Fatty acids from *Sarcopeltis skottsbergii* macroalgae selectively inhibit breast and leukemia cancer cell growth while activating immune responses.

Despite significant advancements, cancer immunotherapy often faces challenges such as limited efficacy in certain tumor types and off-target toxicities. There's a persistent need for novel compounds that can selectively target cancer cells while simultaneously enhancing the host's immune response. Natural products, particularly from marine sources, represent a rich reservoir for such agents. This study explores the potential of fatty acids from the subantarctic red macroalgae Sarcopeltis skottsbergii to provide a balanced immunomodulatory and antitumoral effect, addressing gaps in current therapeutic strategies.

Researchers investigated fatty acids from Sarcopeltis skottsbergii for their cytotoxic and immunomodulatory effects. Cytotoxicity was assessed in vitro using HCC1954 (breast cancer), HL-60 (leukemia), and CHO (non-tumoral) cell lines. Cell proliferation was measured via MTT assay, and cell viability was confirmed using a LIVE/DEAD fluorescence assay. Immunomodulatory potential was evaluated by real-time PCR on J774A.1 macrophage cell lines and primary cultures of mice splenocytes, quantifying the expression of key interleukins and cytokines.

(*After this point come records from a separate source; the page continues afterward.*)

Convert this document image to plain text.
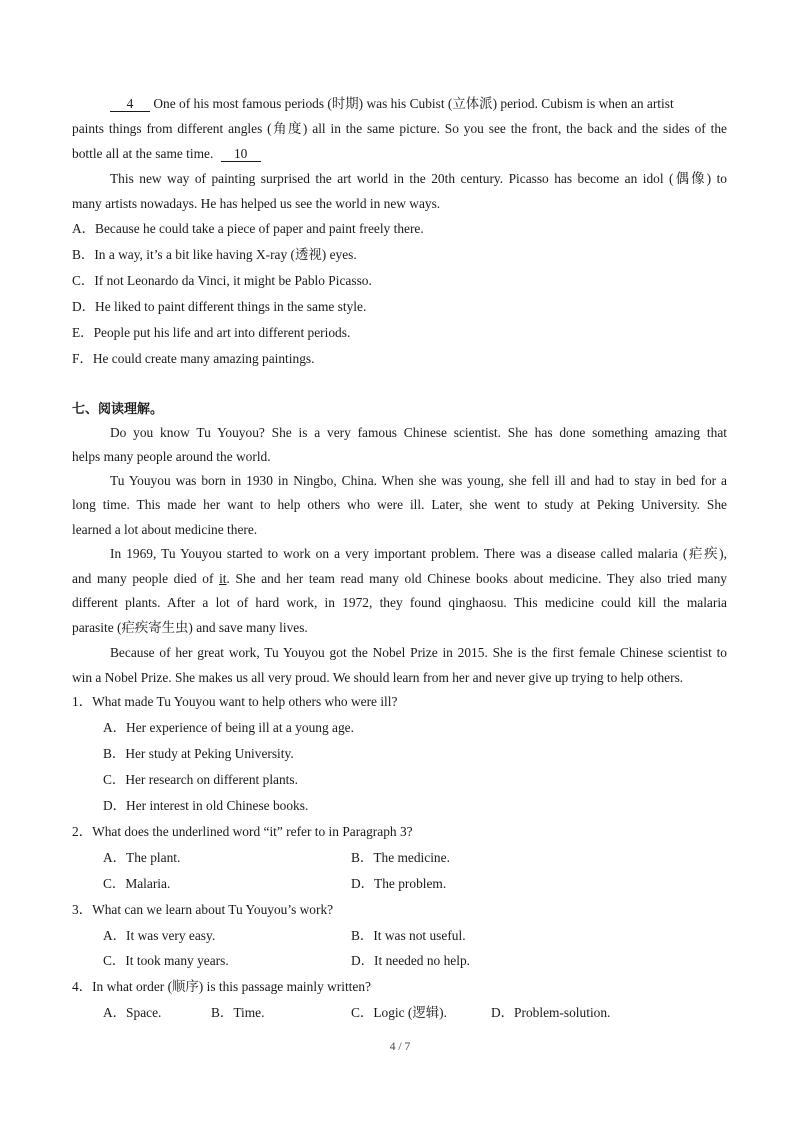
4 One of his most famous periods (时期) was his Cubist (立体派) period. Cubism is when an artist
paints things from different angles (角度) all in the same picture. So you see the front, the back and the sides of the
bottle all at the same time. 10
This new way of painting surprised the art world in the 20th century. Picasso has become an idol (偶像) to
many artists nowadays. He has helped us see the world in new ways.
A．Because he could take a piece of paper and paint freely there.
B．In a way, it’s a bit like having X-ray (透视) eyes.
C．If not Leonardo da Vinci, it might be Pablo Picasso.
D．He liked to paint different things in the same style.
E．People put his life and art into different periods.
F．He could create many amazing paintings.
七、阅读理解。
Do you know Tu Youyou? She is a very famous Chinese scientist. She has done something amazing that
helps many people around the world.
Tu Youyou was born in 1930 in Ningbo, China. When she was young, she fell ill and had to stay in bed for a
long time. This made her want to help others who were ill. Later, she went to study at Peking University. She
learned a lot about medicine there.
In 1969, Tu Youyou started to work on a very important problem. There was a disease called malaria (疟疾),
and many people died of it. She and her team read many old Chinese books about medicine. They also tried many
different plants. After a lot of hard work, in 1972, they found qinghaosu. This medicine could kill the malaria
parasite (疟疾寄生虫) and save many lives.
Because of her great work, Tu Youyou got the Nobel Prize in 2015. She is the first female Chinese scientist to
win a Nobel Prize. She makes us all very proud. We should learn from her and never give up trying to help others.
1．What made Tu Youyou want to help others who were ill?
A．Her experience of being ill at a young age.
B．Her study at Peking University.
C．Her research on different plants.
D．Her interest in old Chinese books.
2．What does the underlined word “it” refer to in Paragraph 3?
A．The plant.	B．The medicine.
C．Malaria.	D．The problem.
3．What can we learn about Tu Youyou’s work?
A．It was very easy.	B．It was not useful.
C．It took many years.	D．It needed no help.
4．In what order (顺序) is this passage mainly written?
A．Space.	B．Time.	C．Logic (逻辑).	D．Problem-solution.
4 / 7
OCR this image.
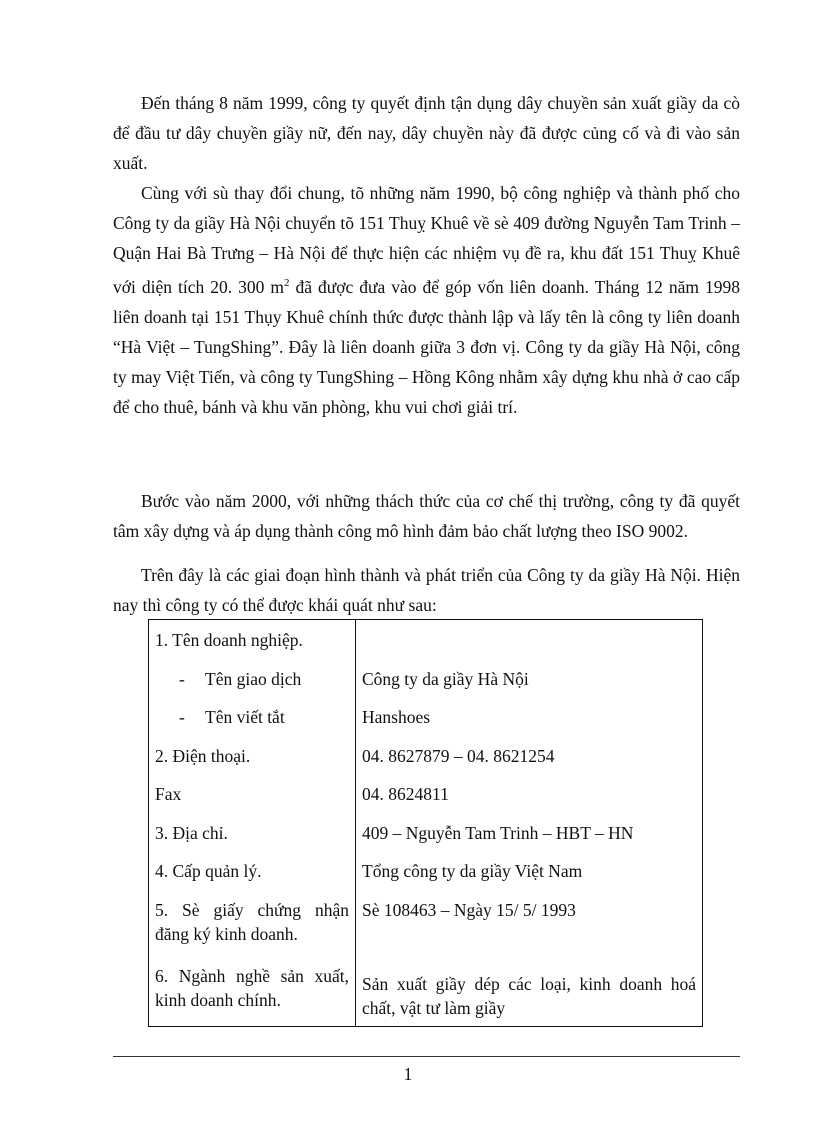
Đến tháng 8 năm 1999, công ty quyết định tận dụng dây chuyền sản xuất giầy da cò để đầu tư dây chuyền giầy nữ, đến nay, dây chuyền này đã được củng cố và đi vào sản xuất.

Cùng với sù thay đổi chung, tõ những năm 1990, bộ công nghiệp và thành phố cho Công ty da giầy Hà Nội chuyển tõ 151 Thuỵ Khuê về sè 409 đường Nguyễn Tam Trinh – Quận Hai Bà Trưng – Hà Nội để thực hiện các nhiệm vụ đề ra, khu đất 151 Thuỵ Khuê với diện tích 20. 300 $m^2$ đã được đưa vào để góp vốn liên doanh. Tháng 12 năm 1998 liên doanh tại 151 Thụy Khuê chính thức được thành lập và lấy tên là công ty liên doanh “Hà Việt – TungShing”. Đây là liên doanh giữa 3 đơn vị. Công ty da giầy Hà Nội, công ty may Việt Tiến, và công ty TungShing – Hồng Kông nhằm xây dựng khu nhà ở cao cấp để cho thuê, bánh và khu văn phòng, khu vui chơi giải trí.

Bước vào năm 2000, với những thách thức của cơ chế thị trường, công ty đã quyết tâm xây dựng và áp dụng thành công mô hình đảm bảo chất lượng theo ISO 9002.

Trên đây là các giai đoạn hình thành và phát triển của Công ty da giầy Hà Nội. Hiện nay thì công ty có thể được khái quát như sau:

1. Tên doanh nghiệp.	
- Tên giao dịch	Công ty da giầy Hà Nội
- Tên viết tắt	Hanshoes
2. Điện thoại.	04. 8627879 – 04. 8621254
Fax	04. 8624811
3. Địa chỉ.	409 – Nguyễn Tam Trinh – HBT – HN
4. Cấp quản lý.	Tổng công ty da giầy Việt Nam
5. Sè giấy chứng nhận đăng ký kinh doanh.	Sè 108463 – Ngày 15/ 5/ 1993
6. Ngành nghề sản xuất, kinh doanh chính.	Sản xuất giầy dép các loại, kinh doanh hoá chất, vật tư làm giầy
1
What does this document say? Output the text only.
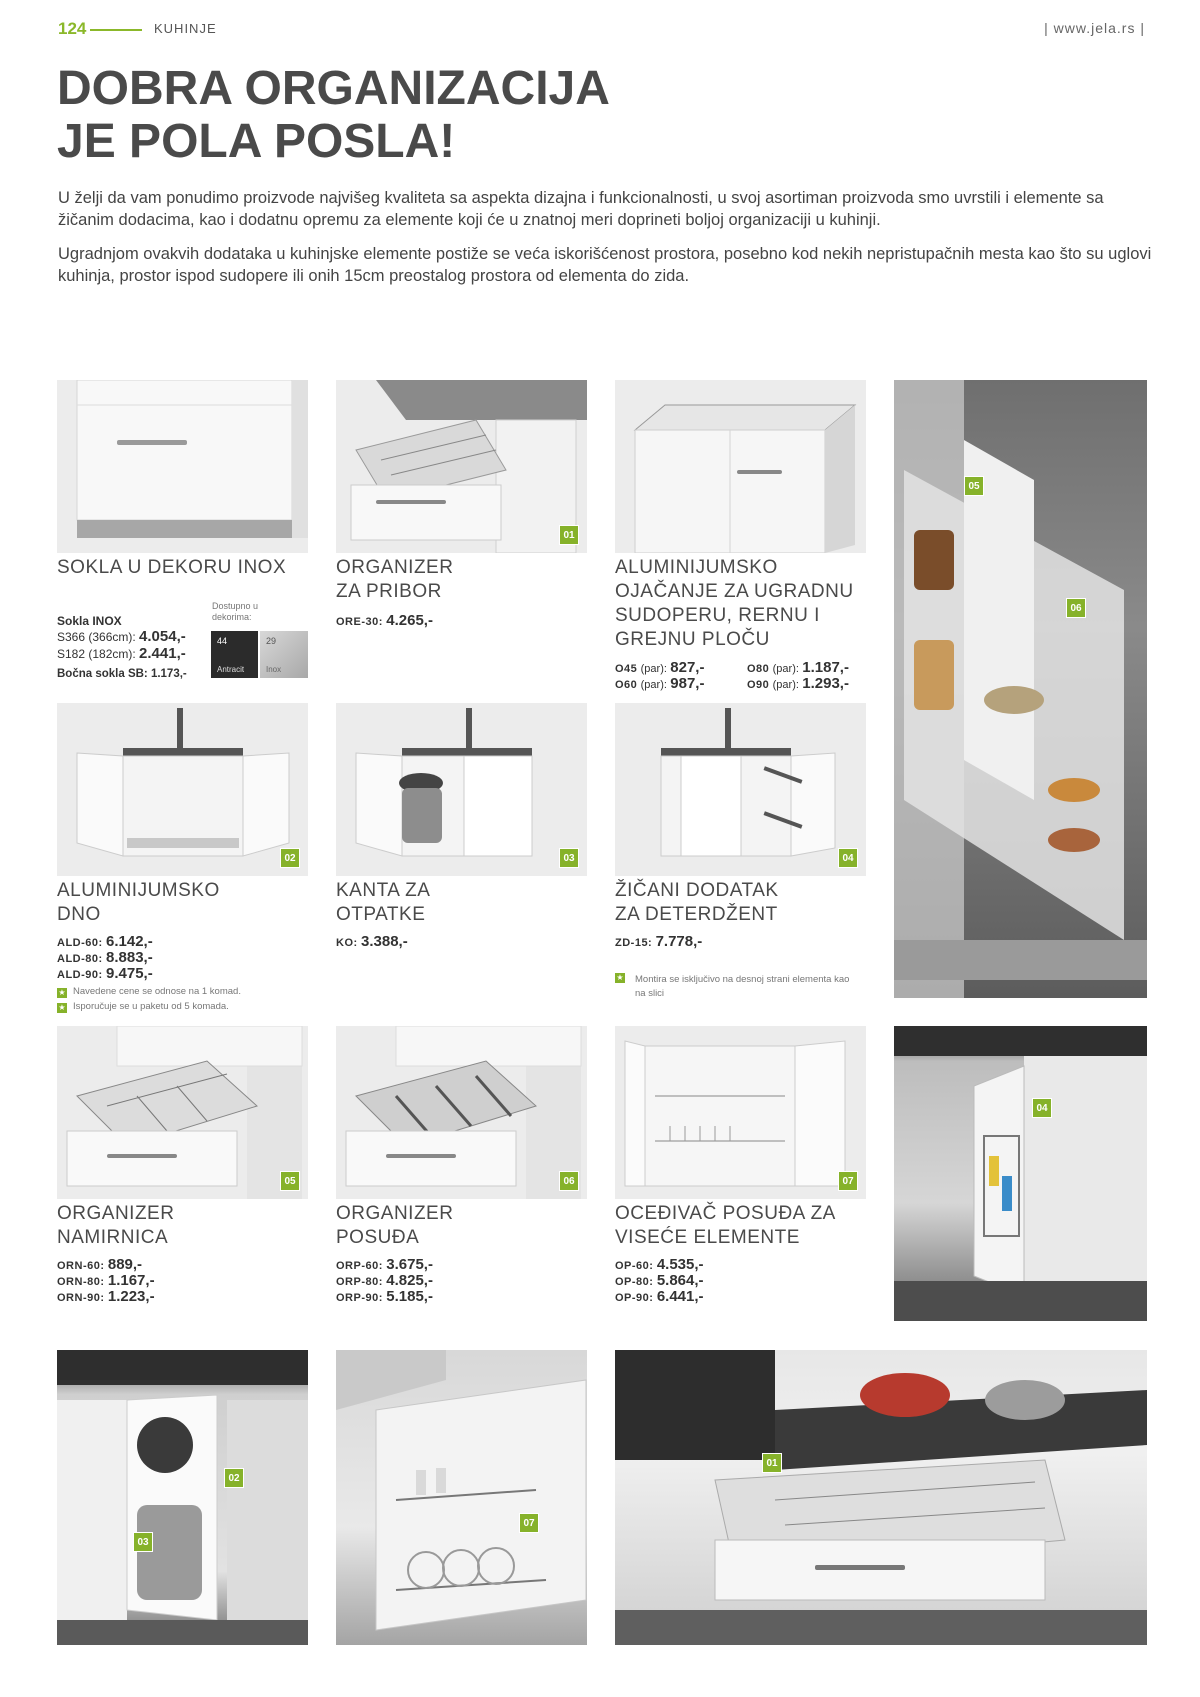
124	KUHINJE	| www.jela.rs |
DOBRA ORGANIZACIJA
JE POLA POSLA!

U želji da vam ponudimo proizvode najvišeg kvaliteta sa aspekta dizajna i funkcionalnosti, u svoj asortiman proizvoda smo uvrstili i elemente sa žičanim dodacima, kao i dodatnu opremu za elemente koji će u znatnoj meri doprineti boljoj organizaciji u kuhinji.

Ugradnjom ovakvih dodataka u kuhinjske elemente postiže se veća iskorišćenost prostora, posebno kod nekih nepristupačnih mesta kao što su uglovi kuhinja, prostor ispod sudopere ili onih 15cm preostalog prostora od elementa do zida.

SOKLA U DEKORU INOX
Sokla INOX
S366 (366cm): 4.054,-
S182 (182cm): 2.441,-
Bočna sokla SB: 1.173,-
Dostupno u dekorima:
44
Antracit
29
Inox
01
ORGANIZER
ZA PRIBOR
ORE-30: 4.265,-
ALUMINIJUMSKO
OJAČANJE ZA UGRADNU
SUDOPERU, RERNU I
GREJNU PLOČU
O45 (par): 827,-
O60 (par): 987,-
O80 (par): 1.187,-
O90 (par): 1.293,-
05
06
02
ALUMINIJUMSKO
DNO
ALD-60: 6.142,-
ALD-80: 8.883,-
ALD-90: 9.475,-
★ Navedene cene se odnose na 1 komad.
★ Isporučuje se u paketu od 5 komada.
03
KANTA ZA
OTPATKE
KO: 3.388,-
04
ŽIČANI DODATAK
ZA DETERDŽENT
ZD-15: 7.778,-
★ Montira se isključivo na desnoj strani elementa kao na slici
05
ORGANIZER
NAMIRNICA
ORN-60: 889,-
ORN-80: 1.167,-
ORN-90: 1.223,-
06
ORGANIZER
POSUĐA
ORP-60: 3.675,-
ORP-80: 4.825,-
ORP-90: 5.185,-
07
OCEĐIVAČ POSUĐA ZA
VISEĆE ELEMENTE
OP-60: 4.535,-
OP-80: 5.864,-
OP-90: 6.441,-
04
02
03
07
01
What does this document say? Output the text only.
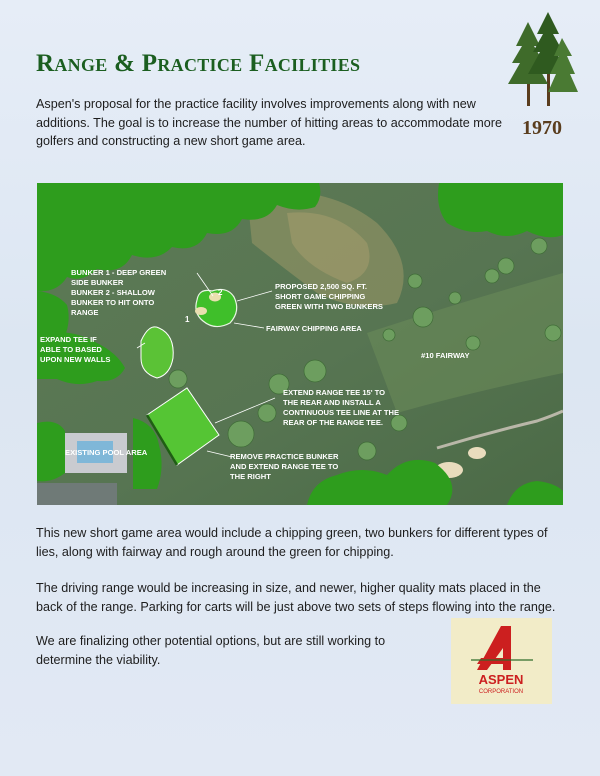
Range & Practice Facilities
1970

Aspen's proposal for the practice facility involves improvements along with new additions. The goal is to increase the number of hitting areas to accommodate more golfers and constructing a new short game area.

BUNKER 1 - DEEP GREEN
SIDE BUNKER
BUNKER 2 - SHALLOW
BUNKER TO HIT ONTO
RANGE
PROPOSED 2,500 SQ. FT.
SHORT GAME CHIPPING
GREEN WITH TWO BUNKERS
FAIRWAY CHIPPING AREA
EXPAND TEE IF
ABLE TO BASED
UPON NEW WALLS	#10 FAIRWAY
EXTEND RANGE TEE 15' TO
THE REAR AND INSTALL A
CONTINUOUS TEE LINE AT THE
REAR OF THE RANGE TEE.
REMOVE PRACTICE BUNKER
AND EXTEND RANGE TEE TO
THE RIGHT
EXISTING POOL AREA
1
2

This new short game area would include a chipping green, two bunkers for different types of lies, along with fairway and rough around the green for chipping.

The driving range would be increasing in size, and newer, higher quality mats placed in the back of the range. Parking for carts will be just above two sets of steps flowing into the range.

We are finalizing other potential options, but are still working to determine the viability.

ASPEN
CORPORATION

Fatty acids from S. skottsbergii demonstrated significant and selective antitumoral activity. They inhibited cell proliferation in HCC1954 breast cancer cells by 52% and in HL-60 leukemia cells by 57.9%. Crucially, no cytotoxicity was observed in CHO non-tumoral cells, highlighting a favorable selectivity profile. Immunomodulatory analysis revealed increased expression of several pivotal cytokines in macrophage and splenocyte cultures. These included IL-4, IL-6, IL-10, IL-12, IL-17, TNF-α, and IFN-γ.